In late November, policymakers and academics gathered for the third session in a series of workshops on cohesive societies co-hosted by CSaP and the British Academy. Anthony Heath, Emeritus Professor of Sociology, Emeritus Fellow of Nuffield College at the University of Oxford led a conversation on measuring social cohesion alongside Ed Humpherson, a CSaP Policy Fellow alumnus and Director General of the UK Statistics Authority.

In envisaging how to describe socially cohesive communities, Professor Heath described social cohesion as a process of pro-social behaviour, in which people are willing to help each other to the extent of overcoming free rider and collective action problems. Mr Humpherson presented alternatives to this description, asking workshop participants to consider whether they thought of social cohesion as “sugar or glue” – a background force that sticks together a community, or an active process focused on transactions and interactions between neighbours. The question of whether cohesiveness should be viewed as freedom from conflict or as a social good was also raised.

Throughout the discussion, Professor Heath proposed that there were multiple indirect approaches to measuring complex latent concepts such as social cohesion, each of which involves trade-offs. These approaches include the use of measurement indicators based on academic theory, a dashboard multiple indicator approach akin to that used to develop the social mobility index, and reliance on assessments of public opinion. Measures of agreement on shared British values and identities, field experiments of pro-social behaviours such as lost wallet experiments, community responses to disasters, and emigration rates were proposed as potentially useful indicators for tracking degrees of social cohesion in a society.

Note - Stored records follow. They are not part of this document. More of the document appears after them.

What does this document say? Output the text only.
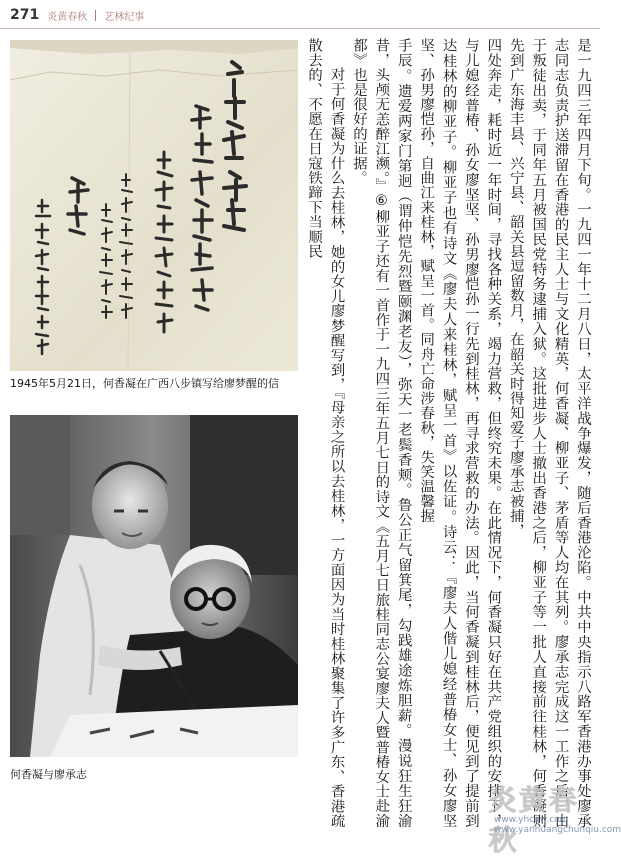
271 炎黄春秋 艺林纪事
1945年5月21日，何香凝在广西八步镇写给廖梦醒的信
何香凝与廖承志	是一九四三年四月下旬。一九四一年十二月八日，太平洋战争爆发，随后香港沦陷。中共中央指示八路军香港办事处廖承志同志负责护送滞留在香港的民主人士与文化精英，何香凝、柳亚子、茅盾等人均在其列。廖承志完成这一工作之后，由于叛徒出卖，于同年五月被国民党特务逮捕入狱。这批进步人士撤出香港之后，柳亚子等一批人直接前往桂林，何香凝则先到广东海丰县、兴宁县、韶关县逗留数月，在韶关时得知爱子廖承志被捕，

四处奔走，耗时近一年时间，寻找各种关系，竭力营救，但终究未果。在此情况下，何香凝只好在共产党组织的安排下，与儿媳经普椿、孙女廖坚坚、孙男廖恺孙一行先到桂林，再寻求营救的办法。因此，当何香凝到桂林后，便见到了提前到达桂林的柳亚子。柳亚子也有诗文《廖夫人来桂林，赋呈一首》以佐证。诗云：『廖夫人偕儿媳经普椿女士、孙女廖坚坚、孙男廖恺孙，自曲江来桂林，赋呈一首。同舟亡命涉春秋，失笑温馨握

手辰。遗爱两家门第迥（谓仲恺先烈暨颐渊老友），弥天一老鬓香颊。鲁公正气留箕尾，勾践雄途炼胆薪。漫说狂生狂渝昔，头颅无恙醉江濒。』⑥柳亚子还有一首作于一九四三年五月七日的诗文《五月七日旅桂同志公宴廖夫人暨普椿女士赴渝都》也是很好的证据。

对于何香凝为什么去桂林，她的女儿廖梦醒写到，『母亲之所以去桂林，一方面因为当时桂林聚集了许多广东、香港疏散去的、不愿在日寇铁蹄下当顺民

炎黄春秋
www.yhcqw.com
www.yanhuangchunqiu.com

Challenges to the successful implementation of some of these approaches include social desirability biases, the development of appropriate weighting of different factors, cost of data collection, comparability of data collected over time, Goodhart’s law, and weak validation procedures. Questions of scale – and whether we should concern ourselves primarily with cohesiveness at the neighbourhood, regional, or national level – were also raised. Here, Professor Heath argued for an emphasis on local geographies at the neighbourhood level while also acknowledging that commuter villages and online communities are some of the many challenges to measuring cohesion in a society where individuals are no longer bounded to local places in their day-to-day interactions with others.

Throughout the event, participants and speakers alike emphasized the difficulties involved in measuring abstract concepts such as social cohesion. This is furthered by the fact there is no single ‘opposite’ to social cohesiveness which can easily be measured, with both bunkered societies and internally cohesive groups in conflict with one another existing as anti-cohesive alternative forms of social behaviour. However, hope for potential future solutions to this measurement challenge, and other similar challenges such as measuring deprivation, can be derived from our past successes in other areas of the history of statistics. While both GDP and HDI are now commonly accepted metrics for tracking the economy and development respectively, each is relatively new, suggesting that the future development of a tool which generates a single numeric indicator of social cohesion is not outside the realm of possibility.

This was the third workshop in our series on social cohesion co-hosted with the British Academy. Past workshops include a session hosted by Professor Sarah Curtis on drivers of social cohesion and Professor Tariq Modood’s workshop on multiculturalism.